Limitations of the JONSWAP spectrum and the sea state data used to generate this spectrum would also introduce errors into the sea surface backscatter coefficients from the Barrick method. The JONSWAP wave spectrum assumed that a wind with a constant velocity had been blowing over the ocean for long periods of time. This allowed a relatively simple spectrum to be calculated. However, it was not necessarily representative of a typical ocean wave spectrum where local winds may create multiple peaks. The accuracy of the hindcast sea state data is dependent on the forcing wind model. The WAVEWATCH III model was forced with surface winds from climate forecast system reanalysis data at 0.3 degrees spatial and hourly temporal resolution [
14]. Imprecise modelling of the effects of small islands and bottom interactions near coastlines can reduce the validity of the generated hindcast data.
Figure 14, obtained from Hemmer et al., shows the mean bias in the significant wave height from hindcast data when compared with satellite altimeter data from 1985 to 2012. Notable biases near the coastlines, especially over the Great Barrier Reef (18°S, 148°E), will also cause some error in the backscatter coefficient calculated using the data in these areas.

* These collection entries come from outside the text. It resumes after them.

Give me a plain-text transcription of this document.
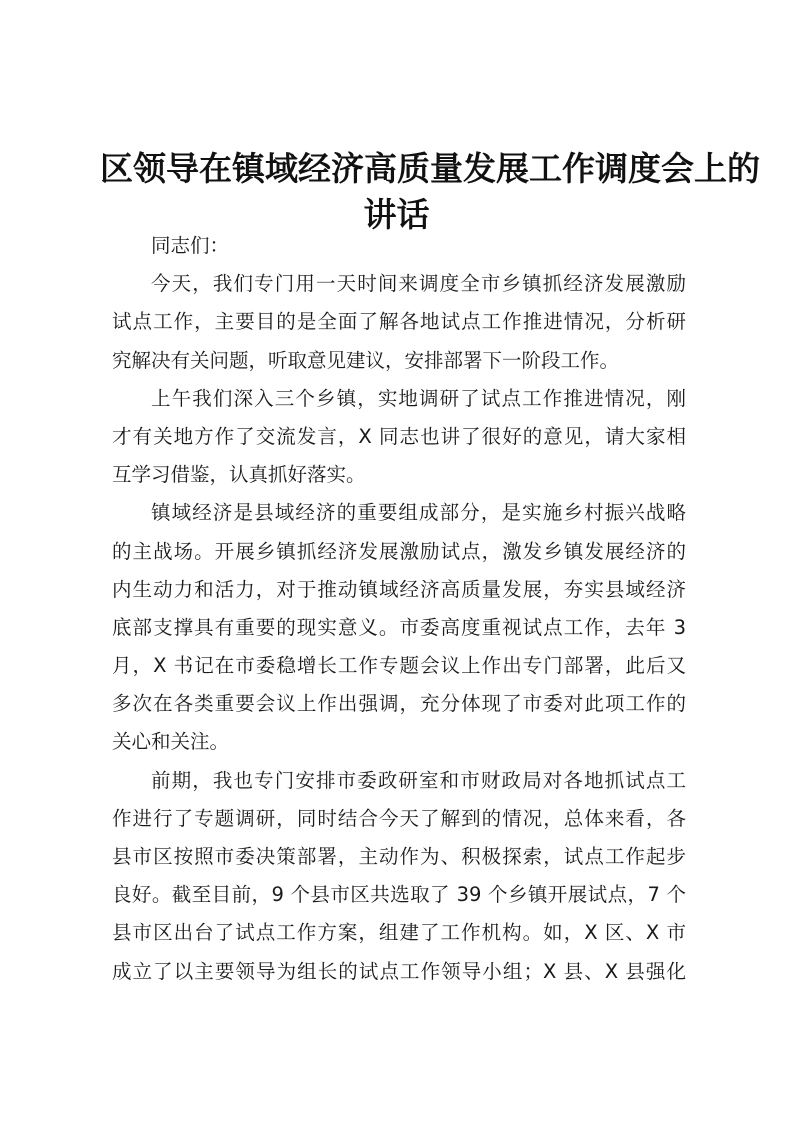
区领导在镇域经济高质量发展工作调度会上的
讲话
同志们：
今天，我们专门用一天时间来调度全市乡镇抓经济发展激励
试点工作，主要目的是全面了解各地试点工作推进情况，分析研
究解决有关问题，听取意见建议，安排部署下一阶段工作。
上午我们深入三个乡镇，实地调研了试点工作推进情况，刚
才有关地方作了交流发言，X 同志也讲了很好的意见，请大家相
互学习借鉴，认真抓好落实。
镇域经济是县域经济的重要组成部分，是实施乡村振兴战略
的主战场。开展乡镇抓经济发展激励试点，激发乡镇发展经济的
内生动力和活力，对于推动镇域经济高质量发展，夯实县域经济
底部支撑具有重要的现实意义。市委高度重视试点工作，去年 3
月，X 书记在市委稳增长工作专题会议上作出专门部署，此后又
多次在各类重要会议上作出强调，充分体现了市委对此项工作的
关心和关注。
前期，我也专门安排市委政研室和市财政局对各地抓试点工
作进行了专题调研，同时结合今天了解到的情况，总体来看，各
县市区按照市委决策部署，主动作为、积极探索，试点工作起步
良好。截至目前，9 个县市区共选取了 39 个乡镇开展试点，7 个
县市区出台了试点工作方案，组建了工作机构。如，X 区、X 市
成立了以主要领导为组长的试点工作领导小组；X 县、X 县强化
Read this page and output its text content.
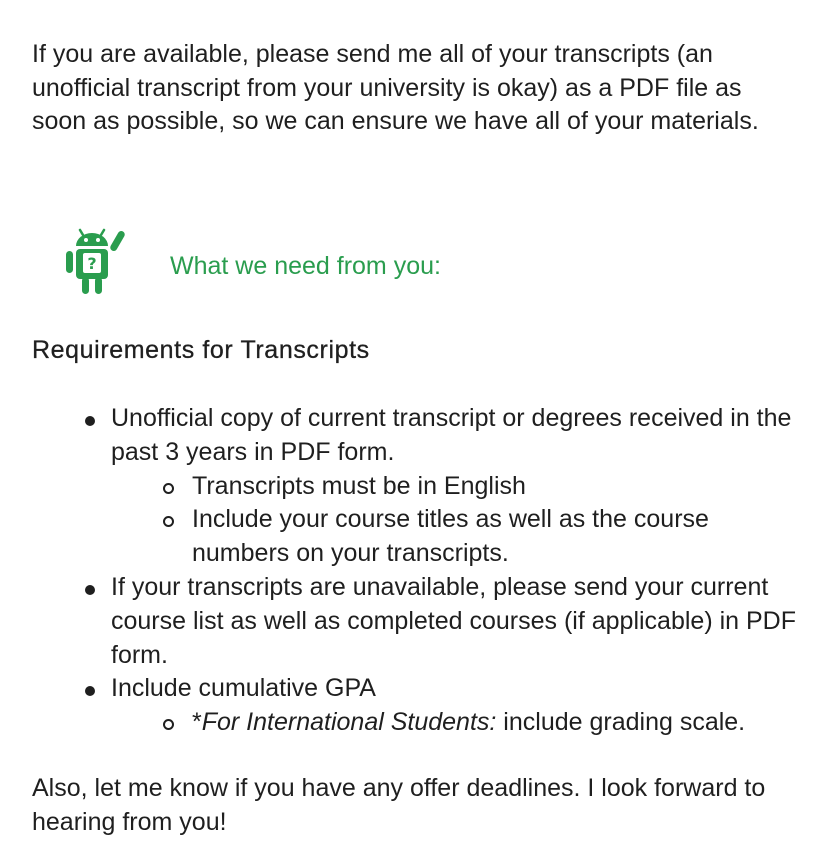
If you are available, please send me all of your transcripts (an unofficial transcript from your university is okay) as a PDF file as soon as possible, so we can ensure we have all of your materials.

?	What we need from you:
Requirements for Transcripts
Unofficial copy of current transcript or degrees received in the past 3 years in PDF form.
Transcripts must be in English
Include your course titles as well as the course numbers on your transcripts.
If your transcripts are unavailable, please send your current course list as well as completed courses (if applicable) in PDF form.
Include cumulative GPA
*For International Students: include grading scale.

Also, let me know if you have any offer deadlines. I look forward to hearing from you!
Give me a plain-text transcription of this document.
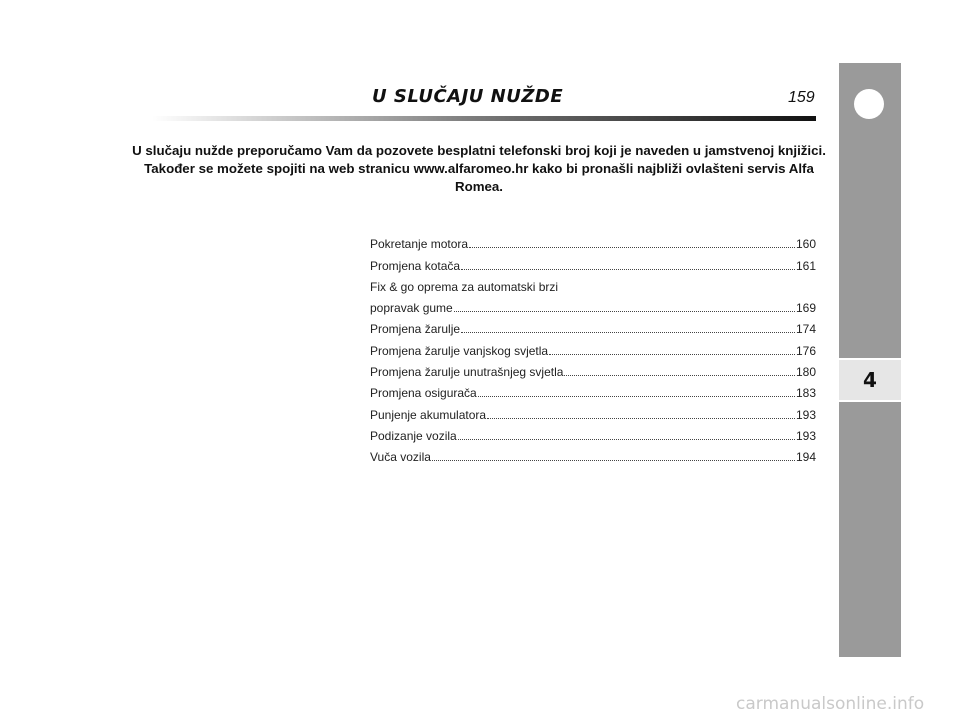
U SLUČAJU NUŽDE	159
U slučaju nužde preporučamo Vam da pozovete besplatni telefonski broj koji je naveden u jamstvenoj knjižici.
Također se možete spojiti na web stranicu www.alfaromeo.hr kako bi pronašli najbliži ovlašteni servis Alfa Romea.
Pokretanje motora	160
Promjena kotača	161
Fix & go oprema za automatski brzi
popravak gume	169
Promjena žarulje	174
Promjena žarulje vanjskog svjetla	176
Promjena žarulje unutrašnjeg svjetla	180
Promjena osigurača	183
Punjenje akumulatora	193
Podizanje vozila	193
Vuča vozila	194
4
carmanualsonline.info
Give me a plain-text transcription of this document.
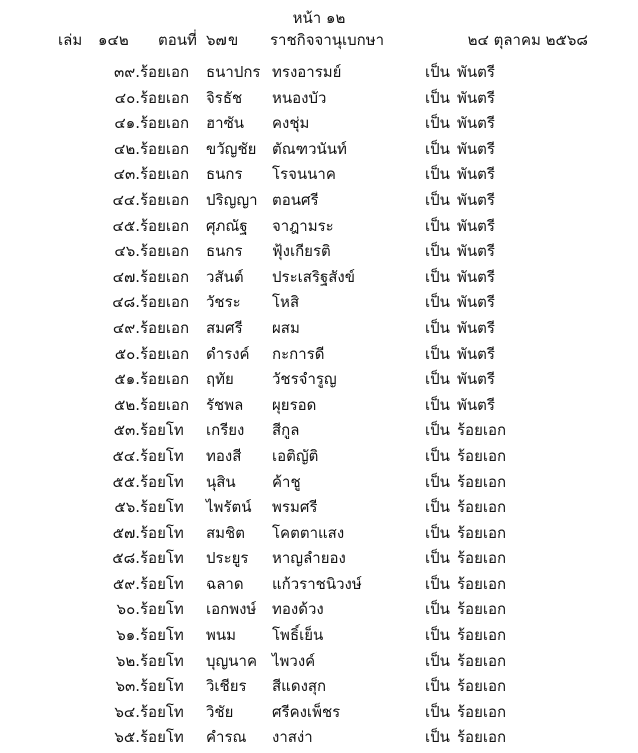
หน้า ๑๒
เล่ม ๑๔๒ ตอนที่ ๖๗ ข ราชกิจจานุเบกษา	๒๔ ตุลาคม ๒๕๖๘
๓๙. ร้อยเอก ธนาปกร ทรงอารมย์	เป็น พันตรี
๔๐. ร้อยเอก จิรธัช หนองบัว	เป็น พันตรี
๔๑. ร้อยเอก ฮาซัน คงชุ่ม	เป็น พันตรี
๔๒. ร้อยเอก ขวัญชัย ตัณฑวนันท์	เป็น พันตรี
๔๓. ร้อยเอก ธนกร โรจนนาค	เป็น พันตรี
๔๔. ร้อยเอก ปริญญา ตอนศรี	เป็น พันตรี
๔๕. ร้อยเอก ศุภณัฐ จาฎามระ	เป็น พันตรี
๔๖. ร้อยเอก ธนกร ฟุ้งเกียรติ	เป็น พันตรี
๔๗. ร้อยเอก วสันต์ ประเสริฐสังข์	เป็น พันตรี
๔๘. ร้อยเอก วัชระ โหสิ	เป็น พันตรี
๔๙. ร้อยเอก สมศรี ผสม	เป็น พันตรี
๕๐. ร้อยเอก ดำรงค์ กะการดี	เป็น พันตรี
๕๑. ร้อยเอก ฤทัย	วัชรจำรูญ	เป็น พันตรี
๕๒. ร้อยเอก รัชพล ผุยรอด	เป็น พันตรี
๕๓. ร้อยโท เกรียง สีกูล	เป็น ร้อยเอก
๕๔. ร้อยโท ทองสี เอติญัติ	เป็น ร้อยเอก
๕๕. ร้อยโท นุสิน ค้าชู	เป็น ร้อยเอก
๕๖. ร้อยโท ไพรัตน์ พรมศรี	เป็น ร้อยเอก
๕๗. ร้อยโท สมชิต โคตตาแสง	เป็น ร้อยเอก
๕๘. ร้อยโท ประยูร หาญลำยอง	เป็น ร้อยเอก
๕๙. ร้อยโท ฉลาด แก้วราชนิวงษ์	เป็น ร้อยเอก
๖๐. ร้อยโท เอกพงษ์ ทองด้วง	เป็น ร้อยเอก
๖๑. ร้อยโท พนม โพธิ์เย็น	เป็น ร้อยเอก
๖๒. ร้อยโท บุญนาค ไพวงค์	เป็น ร้อยเอก
๖๓. ร้อยโท วิเชียร สีแดงสุก	เป็น ร้อยเอก
๖๔. ร้อยโท วิชัย	ศรีคงเพ็ชร	เป็น ร้อยเอก
๖๕. ร้อยโท คำรณ งาสง่า	เป็น ร้อยเอก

In our area of interest, the bias in the wave heights is generally negative. Accounting for this bias, assuming there is no bias in the other hindcast parameters such as the wave period and wind direction, would increase the backscatter coefficients calculated using the Barrick method, as seen in
Figure 2. The effect of this bias on the scatter plots comparing the results from the two methods, shown in
Figure 9, was investigated. The Alice Springs results were recreated adjusting for a constant negative bias of 0.2 m in the significant wave height of the primary, secondary, tertiary and wind swells, while all other hindcast parameters were unchanged. The resulting scatter plot of the Barrick versus the ionogram sea surface backscatter coefficients when this bias was accounted for is shown in
Figure 15. The slope of the line of best fit is 2.0, which is less than the slope of 2.5 from
Figure 9 when no bias was included. This simple adjustment to the data used by the Barrick method improved the slope of the line of best fit.
The effect of the wave height bias on the Barrick method of calculating sea surface backscatter coefficients was further investigated by examining a range of bias values. The mean primary, secondary, tertiary, and wind swell significant wave heights over the Alice Springs field of view in September 2015, with no bias applied, were 0.53 m, 0.25 m, 0.16 m, and 0.58 m, respectively. Lines of best fit for scatter plots of the Barrick results versus the ionogram results for September 2015 with biases of 0.2 m, 0 m, −0.2 m, and −0.5 m considered are shown in
Figure 16. If an applied bias resulted in a negative swell height, that swell height was set to 0 m. There were relatively large changes in the slopes of the lines of best fit when these likely values for the wave height bias (as seen in
Figure 14) were accounted for. This suggests that the differences noted earlier between the results from the Barrick method and the ionogram method may largely be due to biases in the sea state data generated from the WAVEWATCH III model. The centres of the error ellipses (X0, Y0) are also shifted by biases in the wave height. As there is no change in the data from the ionogram method, X0 remains at −25.4 dB; however, Y0 shifts upwards as negative biases in the data are accounted for (wave heights are increased). The values of Y0 obtained when a bias in the wave height of 0.2, 0, −0.2, and −0.5 m is accounted for are −31.4, −26.8, −23.3 and −19.7 dB, respectively. Finally, we note that other biases in sea state parameters such as the wave period and direction used to define the JONSWAP spectrum may have a further effect on the results. However, as we do not have knowledge of these potential biases, it is beyond the scope of this paper to consider this further.